L’opposition kurde : de l’indépendance au fédéralisme
Le Français moyen, s’il se contente de ce qu’il a appris à l’école, même s’il y est allé longtemps, ne sait rien des Kurdes. S’il est un tantinet curieux et intéressé par l’actualité, il a certainement cherché à se renseigner, ne serait-ce qu’en jetant un œil sur Wikipédia. Je suis persuadé que la plupart d’entre nous ne sont pas allés au-delà et je les comprends. Tout est fait pour nous en dissuader. D’abord, parce que la question est trop marginale ; ensuite, parce qu’on ne sait pas grand-chose ; enfin, parce que nos élites médiatiques ne cherchent pas à nous informer, c’est-à-dire à nous faire savoir, mais à nous formater, c’est-à-dire à nous faire croire. C’est ce que la plus grande partie des articles publiés sur ce blog démontre : nous passons notre temps à lutter contre la désinformation.
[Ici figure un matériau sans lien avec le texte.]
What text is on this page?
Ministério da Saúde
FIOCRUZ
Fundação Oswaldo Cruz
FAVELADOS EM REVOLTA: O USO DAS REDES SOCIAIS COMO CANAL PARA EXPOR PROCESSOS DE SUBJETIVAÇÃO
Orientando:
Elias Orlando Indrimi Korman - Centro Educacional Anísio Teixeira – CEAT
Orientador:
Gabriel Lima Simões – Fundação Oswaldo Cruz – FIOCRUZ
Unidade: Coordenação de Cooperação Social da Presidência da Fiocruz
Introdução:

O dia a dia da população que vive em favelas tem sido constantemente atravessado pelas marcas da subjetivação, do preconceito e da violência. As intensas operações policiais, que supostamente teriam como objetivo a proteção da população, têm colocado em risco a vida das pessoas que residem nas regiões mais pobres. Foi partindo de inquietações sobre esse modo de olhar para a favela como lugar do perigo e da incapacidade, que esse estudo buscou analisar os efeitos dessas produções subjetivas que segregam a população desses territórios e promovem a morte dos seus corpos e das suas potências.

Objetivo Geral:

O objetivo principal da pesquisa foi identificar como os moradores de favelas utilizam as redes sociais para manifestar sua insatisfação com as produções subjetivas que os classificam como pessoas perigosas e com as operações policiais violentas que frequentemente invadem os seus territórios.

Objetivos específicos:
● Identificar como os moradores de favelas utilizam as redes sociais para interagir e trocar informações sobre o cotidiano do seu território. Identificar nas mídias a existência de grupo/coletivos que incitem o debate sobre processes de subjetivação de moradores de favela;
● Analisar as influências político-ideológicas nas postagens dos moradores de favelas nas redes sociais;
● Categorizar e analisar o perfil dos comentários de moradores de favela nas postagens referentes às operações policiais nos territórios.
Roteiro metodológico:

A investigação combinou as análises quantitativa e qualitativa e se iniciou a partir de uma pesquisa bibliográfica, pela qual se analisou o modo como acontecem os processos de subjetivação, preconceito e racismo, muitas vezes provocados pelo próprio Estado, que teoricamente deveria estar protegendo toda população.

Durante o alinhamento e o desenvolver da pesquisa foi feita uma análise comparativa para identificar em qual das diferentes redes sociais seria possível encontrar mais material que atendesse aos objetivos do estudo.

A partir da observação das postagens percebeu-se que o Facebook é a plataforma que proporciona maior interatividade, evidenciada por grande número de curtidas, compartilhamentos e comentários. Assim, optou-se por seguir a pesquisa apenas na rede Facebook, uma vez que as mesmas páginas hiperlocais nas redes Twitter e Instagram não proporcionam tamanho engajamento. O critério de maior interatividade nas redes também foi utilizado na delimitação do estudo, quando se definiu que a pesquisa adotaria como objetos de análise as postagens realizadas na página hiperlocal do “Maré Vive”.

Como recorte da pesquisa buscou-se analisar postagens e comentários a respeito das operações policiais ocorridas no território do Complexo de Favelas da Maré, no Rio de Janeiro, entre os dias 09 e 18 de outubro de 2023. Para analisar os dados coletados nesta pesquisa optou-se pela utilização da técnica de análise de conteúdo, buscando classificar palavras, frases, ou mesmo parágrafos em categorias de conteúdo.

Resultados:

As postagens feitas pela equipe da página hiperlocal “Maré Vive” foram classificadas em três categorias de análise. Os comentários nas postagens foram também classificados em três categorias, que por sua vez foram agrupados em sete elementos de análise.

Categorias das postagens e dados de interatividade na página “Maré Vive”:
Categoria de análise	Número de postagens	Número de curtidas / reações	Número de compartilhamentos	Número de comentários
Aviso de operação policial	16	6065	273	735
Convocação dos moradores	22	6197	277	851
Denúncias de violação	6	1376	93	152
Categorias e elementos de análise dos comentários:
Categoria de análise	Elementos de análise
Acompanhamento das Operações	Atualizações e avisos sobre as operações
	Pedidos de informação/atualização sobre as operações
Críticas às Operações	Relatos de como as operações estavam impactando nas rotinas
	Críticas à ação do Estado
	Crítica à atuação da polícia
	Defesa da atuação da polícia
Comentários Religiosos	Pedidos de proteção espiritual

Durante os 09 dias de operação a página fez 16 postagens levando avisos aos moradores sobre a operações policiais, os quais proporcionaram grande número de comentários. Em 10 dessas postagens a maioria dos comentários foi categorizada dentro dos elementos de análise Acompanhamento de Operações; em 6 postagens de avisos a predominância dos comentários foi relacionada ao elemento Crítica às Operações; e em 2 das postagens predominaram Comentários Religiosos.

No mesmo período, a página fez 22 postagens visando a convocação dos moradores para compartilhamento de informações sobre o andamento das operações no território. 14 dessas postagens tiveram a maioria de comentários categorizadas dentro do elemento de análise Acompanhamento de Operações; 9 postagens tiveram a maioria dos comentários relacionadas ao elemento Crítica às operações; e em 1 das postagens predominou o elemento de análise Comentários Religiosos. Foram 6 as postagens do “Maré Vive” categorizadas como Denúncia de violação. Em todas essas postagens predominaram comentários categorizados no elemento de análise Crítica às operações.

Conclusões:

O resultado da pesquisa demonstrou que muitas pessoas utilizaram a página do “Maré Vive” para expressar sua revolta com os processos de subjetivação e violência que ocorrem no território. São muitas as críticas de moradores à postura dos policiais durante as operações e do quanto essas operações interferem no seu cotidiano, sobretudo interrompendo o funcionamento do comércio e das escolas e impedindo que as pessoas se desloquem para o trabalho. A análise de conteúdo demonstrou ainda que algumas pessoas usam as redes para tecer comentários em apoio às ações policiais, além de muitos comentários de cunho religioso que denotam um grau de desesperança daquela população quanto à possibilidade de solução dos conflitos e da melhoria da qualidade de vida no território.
S’agissant des Kurdes, on vous dira tout d’abord que c’est un peuple descendant des Mèdes. Le problème est qu’on ne sait pas grand-chose des Mèdes si ce n’est que ce sont probablement des Perses, c’est-à-dire des Indo-Européens – autrement dit encore ni des Sémites ni des Turco-Mongols – dont les descendants sont présents sur un territoire immense qui va de la Grèce au Pakistan.
Le Kurdistan : géographiquement et culturellement homogène…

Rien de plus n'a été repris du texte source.